Standard Reference Material - A quality control tool that is a matrix-specific, single or multi-component mixture of analytes that has been certified by an entity external to the laboratory performing the analysis for a particular concentration. This quality control element is used to monitor accuracy.
Supplier - Any individual or organization furnishing items or services or performing work according to a procurement document or a financial assistance agreement. An all-inclusive term used in place of any of the following: vendor, seller, contractor, subcontractor, fabricator, or consultant.
Surveillance (quality) - Continual or frequent monitoring and verification of the status of an entity and the analysis of records to ensure that specified requirements are being fulfilled.
Technical Review - A documented critical review of work that has been performed within the state of the art. The review is accomplished by one or more qualified reviewers who are independent of those who performed the work but are collectively equivalent in technical expertise to those who performed the original work. The review is an in-depth analysis and evaluation of documents, activities, material, data, or items that require technical verification or validation for applicability, correctness, adequacy, completeness, and assurance that established requirements have been satisfied.

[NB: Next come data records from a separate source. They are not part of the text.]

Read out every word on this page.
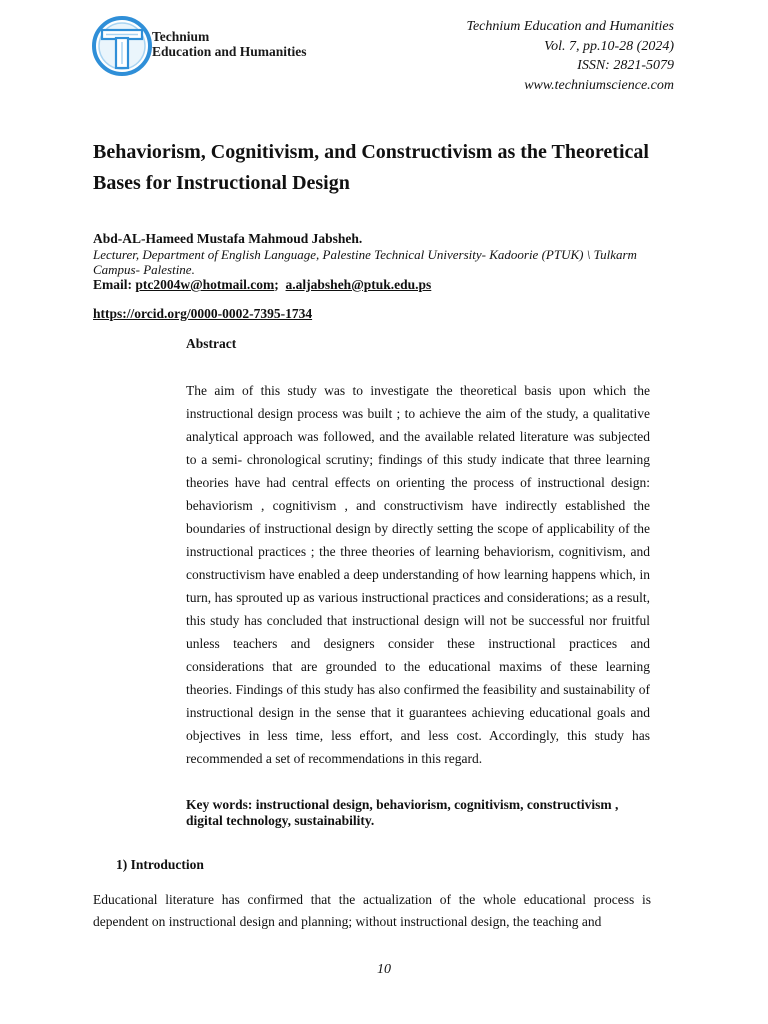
Technium
Education and Humanities
Technium Education and Humanities
Vol. 7, pp.10-28 (2024)
ISSN: 2821-5079
www.techniumscience.com
Behaviorism, Cognitivism, and Constructivism as the Theoretical Bases for Instructional Design
Abd-AL-Hameed Mustafa Mahmoud Jabsheh.
Lecturer, Department of English Language, Palestine Technical University- Kadoorie (PTUK) \ Tulkarm Campus- Palestine.
Email: ptc2004w@hotmail.com; a.aljabsheh@ptuk.edu.ps
https://orcid.org/0000-0002-7395-1734
Abstract

The aim of this study was to investigate the theoretical basis upon which the instructional design process was built ; to achieve the aim of the study, a qualitative analytical approach was followed, and the available related literature was subjected to a semi- chronological scrutiny; findings of this study indicate that three learning theories have had central effects on orienting the process of instructional design: behaviorism , cognitivism , and constructivism have indirectly established the boundaries of instructional design by directly setting the scope of applicability of the instructional practices ; the three theories of learning behaviorism, cognitivism, and constructivism have enabled a deep understanding of how learning happens which, in turn, has sprouted up as various instructional practices and considerations; as a result, this study has concluded that instructional design will not be successful nor fruitful unless teachers and designers consider these instructional practices and considerations that are grounded to the educational maxims of these learning theories. Findings of this study has also confirmed the feasibility and sustainability of instructional design in the sense that it guarantees achieving educational goals and objectives in less time, less effort, and less cost. Accordingly, this study has recommended a set of recommendations in this regard.

Key words: instructional design, behaviorism, cognitivism, constructivism , digital technology, sustainability.
1) Introduction

Educational literature has confirmed that the actualization of the whole educational process is dependent on instructional design and planning; without instructional design, the teaching and

10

Technical Systems Audit (TSA) - A thorough, systematic, on-site qualitative audit of facilities, equipment, personnel, training, procedures, record keeping, data validation, data management, and reporting aspects of a 
Traceability - The ability to trace the history, application, or location of an entity by means of recorded identifications. In a calibration sense, traceability relates measuring equipment to national or international standards, primary standards, basic physical constants or properties, or reference materials. In a data collection sense, it relates calculations and data generated throughout the project back to the requirements for the quality of the project.
.Validation - Confirmation by examination and provision of objective evidence that the particular requirements for a specific intended use have been fulfilled. In design and development, validation concerns the process of examining a product or result to determine conformance to user needs.
Verification - Confirmation by examination and provision of objective evidence that specified requirements have been fulfilled. In design and development, verification concerns the process of examining a result of a given activity to determine conformance to the stated requirements for that activity.